Even more worrying is the erosion of public safety inherent in the administration’s “fundamental transformation” of our national security. Mr. Obama’s own civilian and military leaders have warned that the effect of the $500 billion cut over ten years impelled by sequestration, coming on top of the nearly $800 billion in reductions in Pentagon spending that have been previously ordered, will be to “hollow out” the military. History teaches that when we disarm in this fashion, others respond aggressively – at the expense of our vital interests and at huge costs, both in fiscal terms and in a much more precious currency: lives.
Then, there are the reductions Mr. Obama seems determined to make, unilaterally if necessary, in our nuclear deterrent forces.
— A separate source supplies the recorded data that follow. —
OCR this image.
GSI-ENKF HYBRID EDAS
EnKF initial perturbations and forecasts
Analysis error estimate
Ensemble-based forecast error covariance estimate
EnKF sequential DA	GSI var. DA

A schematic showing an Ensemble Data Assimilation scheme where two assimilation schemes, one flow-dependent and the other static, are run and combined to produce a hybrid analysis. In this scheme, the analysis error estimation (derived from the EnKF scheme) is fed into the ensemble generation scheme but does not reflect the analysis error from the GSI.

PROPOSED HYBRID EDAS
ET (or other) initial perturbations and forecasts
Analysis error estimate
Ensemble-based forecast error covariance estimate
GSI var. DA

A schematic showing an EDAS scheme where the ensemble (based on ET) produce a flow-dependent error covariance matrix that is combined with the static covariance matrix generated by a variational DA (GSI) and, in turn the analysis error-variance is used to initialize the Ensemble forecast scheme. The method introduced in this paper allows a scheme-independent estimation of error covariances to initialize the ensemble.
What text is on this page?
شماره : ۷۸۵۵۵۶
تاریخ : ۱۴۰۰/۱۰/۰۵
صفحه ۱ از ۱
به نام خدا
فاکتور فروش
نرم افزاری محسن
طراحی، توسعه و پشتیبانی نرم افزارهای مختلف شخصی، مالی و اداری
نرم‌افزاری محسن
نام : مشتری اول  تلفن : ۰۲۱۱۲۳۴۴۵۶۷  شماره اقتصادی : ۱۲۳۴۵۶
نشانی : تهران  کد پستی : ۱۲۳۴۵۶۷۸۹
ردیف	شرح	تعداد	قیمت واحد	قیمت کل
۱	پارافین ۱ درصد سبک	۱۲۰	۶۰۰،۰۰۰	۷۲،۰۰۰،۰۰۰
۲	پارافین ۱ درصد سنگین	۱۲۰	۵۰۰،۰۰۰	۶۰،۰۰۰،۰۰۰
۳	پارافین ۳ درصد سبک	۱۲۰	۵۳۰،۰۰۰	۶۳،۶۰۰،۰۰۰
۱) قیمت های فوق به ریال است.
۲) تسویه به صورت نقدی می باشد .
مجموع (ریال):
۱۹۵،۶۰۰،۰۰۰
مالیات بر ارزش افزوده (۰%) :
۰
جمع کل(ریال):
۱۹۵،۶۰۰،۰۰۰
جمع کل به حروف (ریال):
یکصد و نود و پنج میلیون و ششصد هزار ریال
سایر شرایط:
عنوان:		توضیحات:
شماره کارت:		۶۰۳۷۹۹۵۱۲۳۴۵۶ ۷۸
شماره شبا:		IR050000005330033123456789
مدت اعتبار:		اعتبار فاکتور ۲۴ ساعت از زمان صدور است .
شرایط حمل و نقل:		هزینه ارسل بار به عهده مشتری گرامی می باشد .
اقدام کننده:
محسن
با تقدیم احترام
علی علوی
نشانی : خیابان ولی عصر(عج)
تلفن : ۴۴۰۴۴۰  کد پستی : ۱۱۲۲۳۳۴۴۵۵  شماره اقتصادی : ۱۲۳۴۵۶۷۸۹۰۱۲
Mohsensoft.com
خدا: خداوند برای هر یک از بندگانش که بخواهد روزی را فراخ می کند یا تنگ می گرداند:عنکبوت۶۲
The President fancies that he is “leading from in front” in this instance, but not one other nuclear power is following him towards a “world without nuclear weapons.” In fact, in the absence of a safe, reliable and credible American “nuclear umbrella,” it is inevitable that global proliferation and instability will increase. That will scarcely enhance our public safety.
The poster child for putting political considerations ahead of prudent security practice is John Brennan, the President’s homeland security and counter-terrorism advisor whom he hopes the Senate will shortly approve as the next Director of the Central Intelligence Agency. Nothing could be more ill-advised.
The case against Brennan’s nomination has numerous elements. Members of the Senate’s Intelligence Committee have been rightly concerned about his apparent involvement in myriad leaks of highly classified information. These include the compromise of a most sensitive joint UK-Saudi intelligence operation that prevented a sophisticated terrorist attack and the sharing with Hollywood filmmakers of sensitive details concerning the raid that killed Osama bin Laden.
Brennan also seems to have been party to lying to legislators, for whom he has ill-concealed contempt. Notably, it seems he was involved with an interagency “Deputies Committee” that, in the immediate aftermath of the murderous September 11th terrorist attack in Benghazi, reworked after-action briefers’ “talking points” – resulting in the unfounded claim that it was precipitated by an offensive video, not the attackers’ lust for jihad.
Speaking of jihad, John Brennan’s failure to comprehend this term is emblematic of the most important reason for the Senate to regard the prospect of him leading the CIA as a prescription for still further endangering of public safety. In a May 2010 address, Brennan declared that: “Jihad is a holy struggle, a legitimate tenet of Islam, meaning to purify oneself or one’s community.”
In fact, Muslims who adhere to the orthodox and totalitarian Islamic doctrine they call shariah know jihad to be a legitimate tenet of their belief system, alright, but that it means holy war against the unbelievers. They understand “purification” to be about ensuring the triumph of shariah, both locally and globally.
Further egregious strategic errors flow from this fundamental, and potentially fatal, misjudgment by John Brennan and the administration he serves: The avowedly jihadist and shariah-imposing Muslim Brotherhood has been legitimated, empowered, funded, armed and emboldened. On Brennan’s watch, training materials and trainers that make clear such Islamists are unalterably our enemies have been purged government-wide. And Muslim Brothers have effectively been made the arbiters of who and what shall be used in future training to “counter violent extremism” underwritten by federal funds. The peril to public safety posed by such decisions is obvious.
John Brennan is, at best, willfully blind about the most immediate national security threat of our time. At worst, he has spent the past four years enabling its ascendancy abroad and its growth andinfluence operations here at home.
The Brennan nomination has engendered bipartisan opposition on other counts. The Left opposes his past involvement in so-called “enhanced interrogation techniques” and his current role in the lethal use of drones. With respect to the former, the Intelligence Committee should carefully consider the CIA’s impending response to a controversial $40 million study commissioned by that panel’s majority before bringing Brennan’s confirmation to a vote. And with respect to the latter, Republicansupport for such drone strikes should not obscure – or be allowed to minimize – the unacceptability of the nominee’s myriad other defects.
President Obama’s record of putting his partisan political interests ahead of the best interests and even the safety of the American people is unconscionable. The Senate must not condone this practice, let alone contribute to it, by confirming one of its prime-movers, John Brennan, as the next CIA Director.